LES PUPILLES DE LA MARINE


Par décret impérial du 15 novembre 1862, le ministre de la marine Chasseloup-Laubat, décide l'ouverture d'une école à l'intention des orphelins des gens de la mer âgés de 7 ans s'ils avaient perdu père et mère. Pour les autres, l'admission était fixé à 9 ans. Le séjour à l'école s'étale jusqu'à la 13ème année. La formation se poursuit alors à l'Ecole des Mousses, ou l'enfant était remis à sa famille.

Merci à André KERGOAT pour les photos

AVEC DES DONS PARTICULIERS

L'initiative est accueillie avec enthousiasme. Les premières mises de fond sont fournies par des dons particuliers et par la caisse des Invalides.
Parmi les généreux donateurs, Jacquat d'Anthonay (Thomas Eugène), ancien fourrier des équipages de la flotte décide de vendre la totalité de ses biens pour être convertis en une rente de 3%. Deux jours après l'annonce de l'ouverture de la souscription, la ville de Brest réunit 3000 francs imitées par des envois de différentes régions de France.
A partir de 1868, la Marine juge nécessaire d'attribuer à cet établissement des moyens d'existence et de porter les dépenses au budget.

DE LA CASERNE GUEPIN
A LA VILLEUNEUVE

En 1865, l'école compte 250 jeunes garçons placés sous la direction des frères des écoles chrétiennes. Ces enseignants sont remplacés par des officiers-mariniers et des instituteurs de la flotte retraités.
Les premiers locaux mis à la disposition des pupilles se situent dans le corp principal et dans l'aile Nord de l'ancien séminaire des jésuites qui par la suite portera le nom de caserne Guépin.
En 1882, l'établissement s'implante à la Villeneuve à 4 kilomètres de Brest, dans les locaux d'une ancienne usine de fonderie disposant d'un étang artificiel. Un premier dortoir est mis à la disposition des élèves, tandis que dans la cour, une maquette de navire grandeur nature permet d'enseigner aux Pupilles les rudiments de la vie maritime.

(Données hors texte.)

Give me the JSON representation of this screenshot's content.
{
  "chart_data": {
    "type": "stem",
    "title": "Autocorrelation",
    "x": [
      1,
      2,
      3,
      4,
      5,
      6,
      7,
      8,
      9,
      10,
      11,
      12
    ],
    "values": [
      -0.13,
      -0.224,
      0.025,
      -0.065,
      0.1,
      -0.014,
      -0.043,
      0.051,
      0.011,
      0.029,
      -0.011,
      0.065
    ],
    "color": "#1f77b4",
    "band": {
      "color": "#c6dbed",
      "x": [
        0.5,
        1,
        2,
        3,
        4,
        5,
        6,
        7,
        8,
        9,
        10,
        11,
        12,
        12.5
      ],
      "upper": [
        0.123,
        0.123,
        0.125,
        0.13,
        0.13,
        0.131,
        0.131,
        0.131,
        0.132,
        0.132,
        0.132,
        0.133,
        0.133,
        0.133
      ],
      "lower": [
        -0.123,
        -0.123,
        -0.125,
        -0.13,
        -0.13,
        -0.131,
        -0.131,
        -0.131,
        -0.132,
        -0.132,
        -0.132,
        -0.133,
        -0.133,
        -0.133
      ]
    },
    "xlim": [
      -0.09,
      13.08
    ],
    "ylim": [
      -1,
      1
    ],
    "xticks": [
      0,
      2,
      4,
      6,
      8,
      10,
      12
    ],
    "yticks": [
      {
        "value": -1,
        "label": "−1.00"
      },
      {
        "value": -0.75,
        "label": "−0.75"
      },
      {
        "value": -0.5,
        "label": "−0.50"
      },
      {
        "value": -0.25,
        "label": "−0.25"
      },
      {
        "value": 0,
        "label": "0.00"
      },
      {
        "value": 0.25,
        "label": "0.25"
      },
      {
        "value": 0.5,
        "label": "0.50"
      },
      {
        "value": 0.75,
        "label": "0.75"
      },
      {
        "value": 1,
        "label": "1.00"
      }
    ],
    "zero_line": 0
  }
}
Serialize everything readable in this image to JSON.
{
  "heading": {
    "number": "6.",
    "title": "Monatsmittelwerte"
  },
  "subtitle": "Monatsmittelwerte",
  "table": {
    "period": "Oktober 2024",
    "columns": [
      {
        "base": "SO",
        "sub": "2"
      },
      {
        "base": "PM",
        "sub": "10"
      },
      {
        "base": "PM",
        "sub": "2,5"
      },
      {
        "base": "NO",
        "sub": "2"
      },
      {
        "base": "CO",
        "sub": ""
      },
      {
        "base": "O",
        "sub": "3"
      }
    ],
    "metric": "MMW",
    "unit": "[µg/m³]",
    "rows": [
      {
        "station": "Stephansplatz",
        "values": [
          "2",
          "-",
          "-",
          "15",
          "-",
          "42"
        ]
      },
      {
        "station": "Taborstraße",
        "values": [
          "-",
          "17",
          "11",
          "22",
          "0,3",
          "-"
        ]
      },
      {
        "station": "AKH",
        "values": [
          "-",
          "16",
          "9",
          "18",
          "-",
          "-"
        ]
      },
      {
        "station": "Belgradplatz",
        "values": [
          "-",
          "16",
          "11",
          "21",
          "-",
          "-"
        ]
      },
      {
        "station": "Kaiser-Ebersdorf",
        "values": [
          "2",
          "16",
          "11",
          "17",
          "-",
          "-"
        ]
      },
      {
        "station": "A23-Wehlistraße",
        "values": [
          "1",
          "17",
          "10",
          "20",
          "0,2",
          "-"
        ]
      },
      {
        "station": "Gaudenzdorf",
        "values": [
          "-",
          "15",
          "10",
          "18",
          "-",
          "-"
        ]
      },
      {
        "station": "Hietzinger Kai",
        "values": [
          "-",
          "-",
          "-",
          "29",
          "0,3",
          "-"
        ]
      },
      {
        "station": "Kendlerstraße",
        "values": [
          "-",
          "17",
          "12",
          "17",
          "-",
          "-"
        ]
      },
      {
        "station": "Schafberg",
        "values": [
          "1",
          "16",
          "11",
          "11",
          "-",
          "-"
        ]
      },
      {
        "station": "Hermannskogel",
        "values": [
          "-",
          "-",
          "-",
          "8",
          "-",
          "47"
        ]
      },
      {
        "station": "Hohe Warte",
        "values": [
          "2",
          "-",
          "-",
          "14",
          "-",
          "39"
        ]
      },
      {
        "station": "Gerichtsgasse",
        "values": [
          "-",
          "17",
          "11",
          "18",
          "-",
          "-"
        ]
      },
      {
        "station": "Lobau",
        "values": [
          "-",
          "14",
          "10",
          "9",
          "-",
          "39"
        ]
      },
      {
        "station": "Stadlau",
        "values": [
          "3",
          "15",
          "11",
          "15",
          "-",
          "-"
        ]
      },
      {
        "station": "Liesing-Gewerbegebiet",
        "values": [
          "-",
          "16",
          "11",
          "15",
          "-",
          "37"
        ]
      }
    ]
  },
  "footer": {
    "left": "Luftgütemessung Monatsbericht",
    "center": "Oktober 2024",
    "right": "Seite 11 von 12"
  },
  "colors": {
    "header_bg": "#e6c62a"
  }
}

Les métiers du bois et du fer sont inculqués par des instructeurs techniques retraités de la marine et des arsenaux.
Le décret de 1904 porte la limite d'âge supérieur à 13 ans. A l'issue de leur séjour à La villeneuve, un grand nombre d'enfants reviennent dans leur famille où ils risquent de vivre dans la misère. Pour tenter d'éviter ce danger, on recule à 15 ans 1/2 la sortie de la scolarité.
A partir de 1909, le personnel enseignant est fourni par des instituteurs de l'éducation nationale.

UNE ECOLE MILITAIRE

Peu à peu, le rôle humanitaire s'estompe et en 1923, l'école devient militaire au sens total du terme. Neuf ans plus tard, l'action s'élargit à toutes les écoles préparatoires de la marine.
On institue une admission provisoire pour les candidats dépourvus du certificat d'étude. Après trois mois, ils peuvent poursuivre l'enseignement à lissue d'un examen.
Les cours de préparation à l'école de Maistrance sont supprimés en 1934 et la mission de l'établissement de la Villeneuve consiste à entraîner les garçons sortant de l'école primaire.

LA DERNIERE PERIODE

En 1940, l'école quitte La villeneuve pour être tranférée à Saint-Mandrier. L'école fonctionne dans des conditions acceptables à bord du cuirassé l'Océan avec la reprise des cours à l'école de Maistrance.
Au sabordage de la flotte en novembre 1942, les jeunes marins sont transférés à Cahors, où ils s'installent à la caserne Bessière.
Le 21 octobre 1944, Marine-Paris décide le retour à Brest, où plus exactement à Bertheaume, où des baraques datant de la guerre 1914-18 sont mises à leur disposition.
La dernière étape conduit, en 1950, cette institution de XXème siècle au Dourdy où se trouve déjà l'Ecole des Mousses. Mais le sort de l'école des Pupilles est mis en questions. La circulaire minnistérielle 653 M/CM du 28 juillet 1958 décide la fermeture pour le premier novembre 1959.

LES DECRETS DE 1884 ET DE 1904

Le réglement de l'école subit de nombreuses modifications au cours de son histoire.
En 1884, le ministre donne aux "Pupilles" une orientation humanitaire. Il n'est plus question de les diriger obligatoirement vers la marine. On s'efforce de leur donner une éducation professionnelle leur permettant d'assurer leur avenir éventuel dans la vie civile.